None of these reasons are justification to do anything to Donald Trump other than vote against him.
But these people aren't going to let that lie.
The establishment doesn't mind them doing what they're doing because the establishment wants Donald Trump gone.
This doesn't seem to have been lost on Donald Trump either because apparently he wears a bulletproof vest at the recommendation of the Secret Service after a massive number of death threats.
According to some slightly more conspiratorially minded sites, I don't know whether he wears these bulletproof vests or not.
But if I was Donald Trump, I would certainly be wearing a bulletproof vest because you never fucking know, especially given the climate surrounding this election.
And the thing is, it really looks like this is a cycle of history repeating.
Democracies and republics are like spinning tops.
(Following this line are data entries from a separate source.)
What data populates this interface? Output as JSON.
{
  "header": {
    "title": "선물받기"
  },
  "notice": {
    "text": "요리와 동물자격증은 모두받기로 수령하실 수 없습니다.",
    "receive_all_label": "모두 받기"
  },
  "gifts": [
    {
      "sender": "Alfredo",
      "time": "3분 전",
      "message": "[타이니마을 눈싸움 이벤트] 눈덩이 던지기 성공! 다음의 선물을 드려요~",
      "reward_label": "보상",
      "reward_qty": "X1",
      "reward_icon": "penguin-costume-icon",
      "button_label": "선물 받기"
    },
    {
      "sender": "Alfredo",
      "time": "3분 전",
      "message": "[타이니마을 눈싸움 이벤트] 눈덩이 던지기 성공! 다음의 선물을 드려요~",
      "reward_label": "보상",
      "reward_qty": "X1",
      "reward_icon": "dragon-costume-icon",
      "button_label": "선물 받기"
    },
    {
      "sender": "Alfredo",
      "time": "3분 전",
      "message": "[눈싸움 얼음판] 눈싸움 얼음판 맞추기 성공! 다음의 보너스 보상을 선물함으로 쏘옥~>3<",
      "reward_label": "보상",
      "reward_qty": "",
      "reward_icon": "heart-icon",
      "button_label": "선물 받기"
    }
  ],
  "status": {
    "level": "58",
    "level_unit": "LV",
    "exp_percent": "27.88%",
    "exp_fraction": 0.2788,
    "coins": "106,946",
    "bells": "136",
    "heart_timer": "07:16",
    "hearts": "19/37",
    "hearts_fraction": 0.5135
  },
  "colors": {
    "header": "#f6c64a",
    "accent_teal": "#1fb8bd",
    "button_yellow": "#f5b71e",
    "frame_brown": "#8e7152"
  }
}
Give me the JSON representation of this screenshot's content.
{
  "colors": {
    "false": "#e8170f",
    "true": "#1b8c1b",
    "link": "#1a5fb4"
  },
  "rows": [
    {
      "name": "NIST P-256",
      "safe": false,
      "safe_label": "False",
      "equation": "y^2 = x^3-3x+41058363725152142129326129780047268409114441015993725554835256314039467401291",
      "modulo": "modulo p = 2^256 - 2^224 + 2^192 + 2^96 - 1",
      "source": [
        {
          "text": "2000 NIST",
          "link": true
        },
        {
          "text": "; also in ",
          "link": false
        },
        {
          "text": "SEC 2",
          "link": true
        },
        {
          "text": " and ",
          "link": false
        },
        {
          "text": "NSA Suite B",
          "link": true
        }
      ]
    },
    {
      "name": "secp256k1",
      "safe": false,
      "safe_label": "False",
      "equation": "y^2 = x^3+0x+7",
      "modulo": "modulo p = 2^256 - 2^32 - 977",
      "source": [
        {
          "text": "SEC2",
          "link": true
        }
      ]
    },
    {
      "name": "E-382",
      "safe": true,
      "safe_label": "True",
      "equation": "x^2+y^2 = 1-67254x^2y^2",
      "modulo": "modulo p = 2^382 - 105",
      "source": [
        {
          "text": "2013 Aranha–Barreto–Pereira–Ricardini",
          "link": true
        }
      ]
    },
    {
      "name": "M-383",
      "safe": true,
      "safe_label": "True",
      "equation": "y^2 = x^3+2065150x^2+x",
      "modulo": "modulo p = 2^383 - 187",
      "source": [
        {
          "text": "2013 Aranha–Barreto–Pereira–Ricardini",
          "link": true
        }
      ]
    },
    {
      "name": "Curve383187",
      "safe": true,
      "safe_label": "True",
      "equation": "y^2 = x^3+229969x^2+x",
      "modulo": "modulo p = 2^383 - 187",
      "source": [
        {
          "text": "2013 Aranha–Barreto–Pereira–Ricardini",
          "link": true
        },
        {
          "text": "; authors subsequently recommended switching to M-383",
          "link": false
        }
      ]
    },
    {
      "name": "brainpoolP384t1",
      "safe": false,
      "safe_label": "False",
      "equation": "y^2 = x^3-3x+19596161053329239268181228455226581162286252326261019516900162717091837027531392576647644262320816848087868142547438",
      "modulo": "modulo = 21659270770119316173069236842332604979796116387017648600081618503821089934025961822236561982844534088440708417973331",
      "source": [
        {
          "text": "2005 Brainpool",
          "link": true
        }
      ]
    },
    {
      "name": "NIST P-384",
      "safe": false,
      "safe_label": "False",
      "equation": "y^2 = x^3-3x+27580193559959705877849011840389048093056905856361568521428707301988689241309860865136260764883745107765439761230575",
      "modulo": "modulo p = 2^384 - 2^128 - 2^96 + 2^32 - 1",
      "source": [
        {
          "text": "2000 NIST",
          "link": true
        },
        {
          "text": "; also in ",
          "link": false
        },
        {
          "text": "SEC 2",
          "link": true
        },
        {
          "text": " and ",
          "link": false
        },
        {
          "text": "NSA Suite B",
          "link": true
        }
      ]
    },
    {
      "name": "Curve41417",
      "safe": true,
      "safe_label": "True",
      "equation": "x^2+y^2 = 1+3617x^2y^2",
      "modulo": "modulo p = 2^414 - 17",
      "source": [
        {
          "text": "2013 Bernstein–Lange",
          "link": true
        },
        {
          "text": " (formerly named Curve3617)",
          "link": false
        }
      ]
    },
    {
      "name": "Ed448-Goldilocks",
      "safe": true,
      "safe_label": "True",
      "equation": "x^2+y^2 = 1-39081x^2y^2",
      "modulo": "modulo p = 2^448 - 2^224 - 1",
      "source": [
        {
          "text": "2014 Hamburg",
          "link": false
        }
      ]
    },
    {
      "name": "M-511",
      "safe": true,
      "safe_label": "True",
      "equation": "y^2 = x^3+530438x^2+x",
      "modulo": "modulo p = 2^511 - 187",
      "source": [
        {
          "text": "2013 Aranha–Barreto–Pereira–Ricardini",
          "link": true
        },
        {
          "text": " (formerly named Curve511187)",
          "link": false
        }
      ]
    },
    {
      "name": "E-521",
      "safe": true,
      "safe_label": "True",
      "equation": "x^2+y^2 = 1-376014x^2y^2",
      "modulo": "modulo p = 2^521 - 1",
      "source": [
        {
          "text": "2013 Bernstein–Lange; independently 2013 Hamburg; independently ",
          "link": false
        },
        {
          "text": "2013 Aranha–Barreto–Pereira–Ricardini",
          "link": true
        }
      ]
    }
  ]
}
When they're spinning really fast and everything's serving the people, they're great.
They're fantastic.
But when private and corporate and moneyed interests start gaining a foothold and warping the system so that the people are not being served by that system, you end up getting radical populists who wants to reform the system and then these people get shot.
Donald Trump is not a dictator.
He's not going to become a dictator.
Nothing like that will happen.
Donald Trump is the symptom of a system that is spiraling out of control and Trump is a manifestation of the will of the people in that system to regain that control.
Now, the corporate interests have two choices.
They can let this happen or they can kill him and ensure that they get overthrown by the next person who takes Donald Trump's place, who isn't going to be a buffoon who's kind of likable.
going to be a Julius Caesar who's going to end your Republic.